Reduced susceptibility to interference in the consolidation of motor memory before adolescence

Abstract

Are children superior to adults in consolidating procedural memory? This notion has been tied to "critical," early life periods of increased brain plasticity. Here, using a motor sequence learning task, we show, in experiment 1, that a) the rate of learning during a training session, b) the gains accrued, without additional practice, within a 24 hours post-training interval (delayed consolidation gains), and c) the long-term retention of these gains, were as effective in 9, 12 and 17-year-olds and comparable to those reported for adults. However, a follow-up experiment showed that the establishment of a memory trace for the trained sequence of movements was significantly more susceptible to interference by a subsequent motor learning experience (practicing a reversed movement sequence) in the 17-year-olds compared to the 9 and 12-year-olds. Unlike the 17-year-olds, the younger age-groups showed significant delayed gains even after interference training. Altogether, our results indicate the existence of an effective consolidation phase in motor learning both before and after adolescence, with no childhood advantage in the learning or retention of a motor skill. However, the ability to co-consolidate different, successive motor experiences, demonstrated in both the 9 and 12-year-olds, diminishes after puberty, suggesting that a more selective memory consolidation process takes over from the childhood one. Only the adult consolidation process is gated by a recency effect, and in situations of multiple, clashing, experiences occurring within a short time-interval, adults may less effectively establish in memory experiences superseded by newer ones.

Figure 1

Within-session and between-sessions gains in performance in the 3 age-groups. Inset: the two finger-to-thumb opposition movement sequences used in the study. (a) Mean number of correct sequences, and (b) mean number of errors performed in each test interval (block) during the training session and at 24, 48 hours and 6 weeks post training. Bars–standard error.

Figure 2

Age dependent effect of post-training interference. (a) Speed and (b) accuracy gains with (♦) and without (□) interference training in the three age-groups. Interference training was given at 2 hours after the termination of the initial training session. Average performance in the initial (init) and the final (end) four blocks of the initial training session, and in four consecutive blocks at 24 hours post-training (24hr post) is shown. Bars–standard error; black arrow - significant interaction; white arrows - no interaction (significant gains in both experiments). Comparison between the three experimental groups' performance at the end of training and at 24 hours post-training in the two experiments, without and with interference (repeated measures ANOVA) showed a significant main effect for time-point for both the number of sequences (speed) and the number of errors (accuracy) (speed: F _(1,110) = 152.06, P<.001 accuracy: F _(1,110) = 7.11, P<.01) and for age (speed: F _(2,110) = 60.01, P<.001 accuracy: F _(2,110) = 6.89, P<.001).
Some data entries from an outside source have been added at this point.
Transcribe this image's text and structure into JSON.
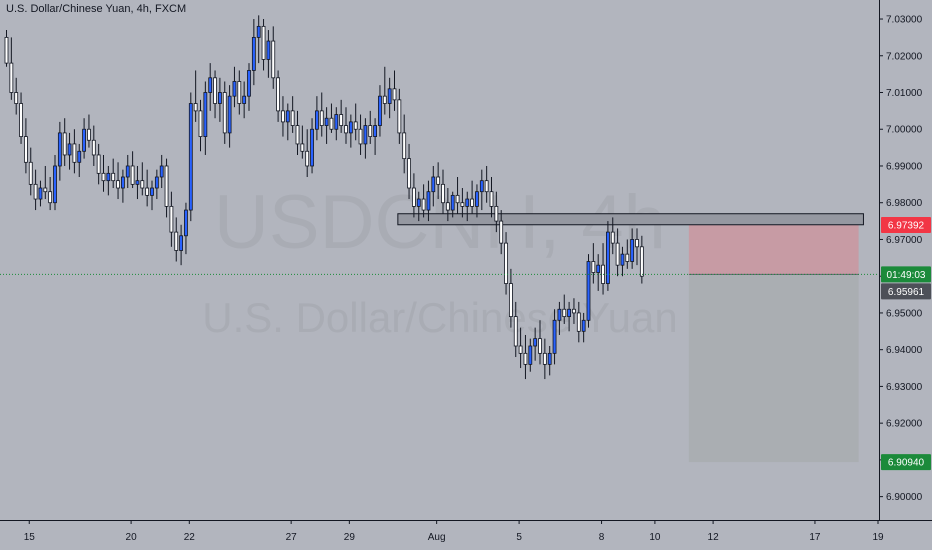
{
  "title": "U.S. Dollar/Chinese Yuan, 4h, FXCM",
  "watermark": {
    "symbol": "USDCNH, 4h",
    "name": "U.S. Dollar/Chinese Yuan"
  },
  "colors": {
    "background": "#b2b5be",
    "up_candle": "#2962ff",
    "down_candle": "#ffffff",
    "wick": "#131722",
    "stop_zone": "#c89aa2",
    "target_zone": "#a8adb0",
    "resistance": "#9598a1",
    "stop_tag": "#f23645",
    "target_tag": "#1b8a3a",
    "last_price_tag": "#4d5058",
    "current_line_tag": "#1b8a3a"
  },
  "price_tags": {
    "stop": "6.97392",
    "current_time": "01:49:03",
    "last": "6.95961",
    "target": "6.90940"
  },
  "chart_data": {
    "type": "candlestick",
    "title": "U.S. Dollar/Chinese Yuan, 4h, FXCM",
    "y_axis": {
      "min": 6.895,
      "max": 7.033,
      "ticks": [
        "6.90000",
        "6.91000",
        "6.92000",
        "6.93000",
        "6.94000",
        "6.95000",
        "6.96000",
        "6.97000",
        "6.98000",
        "6.99000",
        "7.00000",
        "7.01000",
        "7.02000",
        "7.03000"
      ]
    },
    "x_axis": {
      "ticks": [
        {
          "label": "15",
          "index": 5
        },
        {
          "label": "20",
          "index": 26
        },
        {
          "label": "22",
          "index": 38
        },
        {
          "label": "27",
          "index": 59
        },
        {
          "label": "29",
          "index": 71
        },
        {
          "label": "Aug",
          "index": 89
        },
        {
          "label": "5",
          "index": 106
        },
        {
          "label": "8",
          "index": 123
        },
        {
          "label": "10",
          "index": 134
        },
        {
          "label": "12",
          "index": 146
        },
        {
          "label": "17",
          "index": 167
        },
        {
          "label": "19",
          "index": 180
        }
      ]
    },
    "candles": [
      [
        7.025,
        7.027,
        7.017,
        7.018
      ],
      [
        7.018,
        7.025,
        7.008,
        7.01
      ],
      [
        7.01,
        7.014,
        7.004,
        7.007
      ],
      [
        7.007,
        7.01,
        6.996,
        6.998
      ],
      [
        6.998,
        7.003,
        6.988,
        6.991
      ],
      [
        6.991,
        6.995,
        6.982,
        6.985
      ],
      [
        6.985,
        6.989,
        6.978,
        6.981
      ],
      [
        6.981,
        6.986,
        6.979,
        6.984
      ],
      [
        6.984,
        6.99,
        6.981,
        6.983
      ],
      [
        6.983,
        6.987,
        6.978,
        6.98
      ],
      [
        6.98,
        6.993,
        6.978,
        6.99
      ],
      [
        6.99,
        7.002,
        6.986,
        6.999
      ],
      [
        6.999,
        7.003,
        6.99,
        6.993
      ],
      [
        6.993,
        6.999,
        6.989,
        6.996
      ],
      [
        6.996,
        7.0,
        6.988,
        6.991
      ],
      [
        6.991,
        6.996,
        6.987,
        6.994
      ],
      [
        6.994,
        7.003,
        6.992,
        7.0
      ],
      [
        7.0,
        7.004,
        6.995,
        6.997
      ],
      [
        6.997,
        7.001,
        6.99,
        6.993
      ],
      [
        6.993,
        6.996,
        6.985,
        6.988
      ],
      [
        6.988,
        6.993,
        6.983,
        6.986
      ],
      [
        6.986,
        6.99,
        6.982,
        6.988
      ],
      [
        6.988,
        6.992,
        6.984,
        6.986
      ],
      [
        6.986,
        6.991,
        6.981,
        6.984
      ],
      [
        6.984,
        6.989,
        6.98,
        6.987
      ],
      [
        6.987,
        6.993,
        6.984,
        6.99
      ],
      [
        6.99,
        6.994,
        6.984,
        6.985
      ],
      [
        6.985,
        6.99,
        6.981,
        6.986
      ],
      [
        6.986,
        6.991,
        6.982,
        6.984
      ],
      [
        6.984,
        6.989,
        6.979,
        6.982
      ],
      [
        6.982,
        6.986,
        6.978,
        6.984
      ],
      [
        6.984,
        6.989,
        6.981,
        6.987
      ],
      [
        6.987,
        6.993,
        6.984,
        6.99
      ],
      [
        6.99,
        6.992,
        6.976,
        6.979
      ],
      [
        6.979,
        6.983,
        6.968,
        6.972
      ],
      [
        6.972,
        6.976,
        6.964,
        6.967
      ],
      [
        6.967,
        6.974,
        6.963,
        6.971
      ],
      [
        6.971,
        6.98,
        6.966,
        6.978
      ],
      [
        6.978,
        7.01,
        6.975,
        7.007
      ],
      [
        7.007,
        7.016,
        7.002,
        7.005
      ],
      [
        7.005,
        7.008,
        6.994,
        6.998
      ],
      [
        6.998,
        7.013,
        6.993,
        7.01
      ],
      [
        7.01,
        7.018,
        7.005,
        7.014
      ],
      [
        7.014,
        7.016,
        7.003,
        7.007
      ],
      [
        7.007,
        7.014,
        7.002,
        7.01
      ],
      [
        7.01,
        7.013,
        6.996,
        6.999
      ],
      [
        6.999,
        7.012,
        6.995,
        7.009
      ],
      [
        7.009,
        7.017,
        7.006,
        7.013
      ],
      [
        7.013,
        7.016,
        7.004,
        7.007
      ],
      [
        7.007,
        7.013,
        7.003,
        7.009
      ],
      [
        7.009,
        7.018,
        7.005,
        7.016
      ],
      [
        7.016,
        7.03,
        7.012,
        7.025
      ],
      [
        7.025,
        7.031,
        7.018,
        7.028
      ],
      [
        7.028,
        7.03,
        7.016,
        7.019
      ],
      [
        7.019,
        7.027,
        7.014,
        7.024
      ],
      [
        7.024,
        7.028,
        7.011,
        7.014
      ],
      [
        7.014,
        7.016,
        7.002,
        7.005
      ],
      [
        7.005,
        7.009,
        6.998,
        7.002
      ],
      [
        7.002,
        7.007,
        6.997,
        7.005
      ],
      [
        7.005,
        7.009,
        6.999,
        7.001
      ],
      [
        7.001,
        7.005,
        6.993,
        6.996
      ],
      [
        6.996,
        7.001,
        6.992,
        6.994
      ],
      [
        6.994,
        7.0,
        6.987,
        6.99
      ],
      [
        6.99,
        7.003,
        6.988,
        7.0
      ],
      [
        7.0,
        7.009,
        6.997,
        7.005
      ],
      [
        7.005,
        7.01,
        6.998,
        7.001
      ],
      [
        7.001,
        7.006,
        6.996,
        7.003
      ],
      [
        7.003,
        7.007,
        6.999,
        7.0
      ],
      [
        7.0,
        7.006,
        6.997,
        7.004
      ],
      [
        7.004,
        7.008,
        6.999,
        7.001
      ],
      [
        7.001,
        7.006,
        6.996,
        6.999
      ],
      [
        6.999,
        7.004,
        6.995,
        7.002
      ],
      [
        7.002,
        7.007,
        6.997,
        7.0
      ],
      [
        7.0,
        7.004,
        6.993,
        6.996
      ],
      [
        6.996,
        7.003,
        6.992,
        7.001
      ],
      [
        7.001,
        7.005,
        6.996,
        6.998
      ],
      [
        6.998,
        7.003,
        6.993,
        7.001
      ],
      [
        7.001,
        7.012,
        6.998,
        7.009
      ],
      [
        7.009,
        7.017,
        7.004,
        7.007
      ],
      [
        7.007,
        7.014,
        7.003,
        7.011
      ],
      [
        7.011,
        7.016,
        7.005,
        7.008
      ],
      [
        7.008,
        7.011,
        6.996,
        6.999
      ],
      [
        6.999,
        7.004,
        6.988,
        6.992
      ],
      [
        6.992,
        6.996,
        6.981,
        6.984
      ],
      [
        6.984,
        6.988,
        6.976,
        6.979
      ],
      [
        6.979,
        6.983,
        6.975,
        6.981
      ],
      [
        6.981,
        6.985,
        6.976,
        6.978
      ],
      [
        6.978,
        6.986,
        6.975,
        6.983
      ],
      [
        6.983,
        6.99,
        6.979,
        6.987
      ],
      [
        6.987,
        6.991,
        6.981,
        6.985
      ],
      [
        6.985,
        6.989,
        6.977,
        6.98
      ],
      [
        6.98,
        6.984,
        6.975,
        6.978
      ],
      [
        6.978,
        6.983,
        6.976,
        6.982
      ],
      [
        6.982,
        6.987,
        6.977,
        6.98
      ],
      [
        6.98,
        6.984,
        6.976,
        6.979
      ],
      [
        6.979,
        6.983,
        6.975,
        6.981
      ],
      [
        6.981,
        6.986,
        6.977,
        6.979
      ],
      [
        6.979,
        6.985,
        6.976,
        6.983
      ],
      [
        6.983,
        6.989,
        6.978,
        6.986
      ],
      [
        6.986,
        6.99,
        6.98,
        6.983
      ],
      [
        6.983,
        6.987,
        6.976,
        6.979
      ],
      [
        6.979,
        6.983,
        6.972,
        6.975
      ],
      [
        6.975,
        6.978,
        6.966,
        6.969
      ],
      [
        6.969,
        6.972,
        6.955,
        6.958
      ],
      [
        6.958,
        6.962,
        6.946,
        6.949
      ],
      [
        6.949,
        6.953,
        6.938,
        6.941
      ],
      [
        6.941,
        6.946,
        6.935,
        6.939
      ],
      [
        6.939,
        6.944,
        6.932,
        6.936
      ],
      [
        6.936,
        6.943,
        6.934,
        6.941
      ],
      [
        6.941,
        6.946,
        6.937,
        6.943
      ],
      [
        6.943,
        6.948,
        6.936,
        6.939
      ],
      [
        6.939,
        6.943,
        6.932,
        6.936
      ],
      [
        6.936,
        6.941,
        6.933,
        6.939
      ],
      [
        6.939,
        6.951,
        6.936,
        6.948
      ],
      [
        6.948,
        6.953,
        6.944,
        6.951
      ],
      [
        6.951,
        6.955,
        6.947,
        6.949
      ],
      [
        6.949,
        6.953,
        6.945,
        6.951
      ],
      [
        6.951,
        6.954,
        6.947,
        6.95
      ],
      [
        6.95,
        6.953,
        6.942,
        6.945
      ],
      [
        6.945,
        6.95,
        6.942,
        6.948
      ],
      [
        6.948,
        6.966,
        6.946,
        6.964
      ],
      [
        6.964,
        6.969,
        6.958,
        6.961
      ],
      [
        6.961,
        6.966,
        6.956,
        6.963
      ],
      [
        6.963,
        6.969,
        6.955,
        6.958
      ],
      [
        6.958,
        6.975,
        6.956,
        6.972
      ],
      [
        6.972,
        6.976,
        6.966,
        6.969
      ],
      [
        6.969,
        6.973,
        6.96,
        6.963
      ],
      [
        6.963,
        6.968,
        6.96,
        6.966
      ],
      [
        6.966,
        6.97,
        6.962,
        6.964
      ],
      [
        6.964,
        6.973,
        6.962,
        6.97
      ],
      [
        6.97,
        6.973,
        6.963,
        6.968
      ],
      [
        6.968,
        6.971,
        6.958,
        6.96
      ]
    ],
    "resistance_zone": {
      "from_index": 81,
      "to_index": 177,
      "top": 6.977,
      "bottom": 6.974
    },
    "short_position": {
      "from_index": 141,
      "to_index": 176,
      "entry": 6.9605,
      "stop": 6.97392,
      "target": 6.9094
    },
    "current_price_line": 6.9605
  }
}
The only significant interaction (age-group×assessment time×experiment) was for performance speed (F _(2,110) = 6.82, P<.05) with the 17-year-olds showing less improvement in the interference condition. There was no significant difference between the two experiments for the end time-point in the 17-year-olds (t ₍₃₇₎ = 0.81, P = .42). An analysis of variance for repeated measures, conducted for each age-group separately (with time-points as within-subject factor and age-group and experiment as between-subject factors), showed a significant difference in between-session gains accrued for the initially trained sequence (task A) between the two experiments only in the 17-year-olds (interaction of time-point×experiment, F _(1,37) = 10.62, P<.001). The 9 and 12-year-olds improved to a similar degree with and without interference (no interaction of time-point×experiment, F _(1,35) = 2.89, P = .1; F _(1,38 = 2.21, P = .15, 9 and 12-year-olds respectively).

Figure 3

Between-session (delayed) gains with (□) and without (▪) interference training in the three age-groups. The absolute gains in terms of mean number of correct sequences at 24 hours post-training compared to the end of the training session. Bars–standard error. There was a significant interaction of condition by age-group for the mean between-session gains (F _(2,110) = 6.82, P<.05). Independent-samples t-tests conducted for each age group separately showed a significant advantage of the no interference over the interference condition only in the 17-year-olds (t ₍₃₇₎ = 3.26, P = 0.02). There were no significant differences in delayed gains in the two conditions for the 9 and 12-year olds (t ₍₃₅₎ = 1.7, P = 0.1; t ₍₃₈₎ = 1.49, P = 0.002, 9 and 12-year-olds respectively).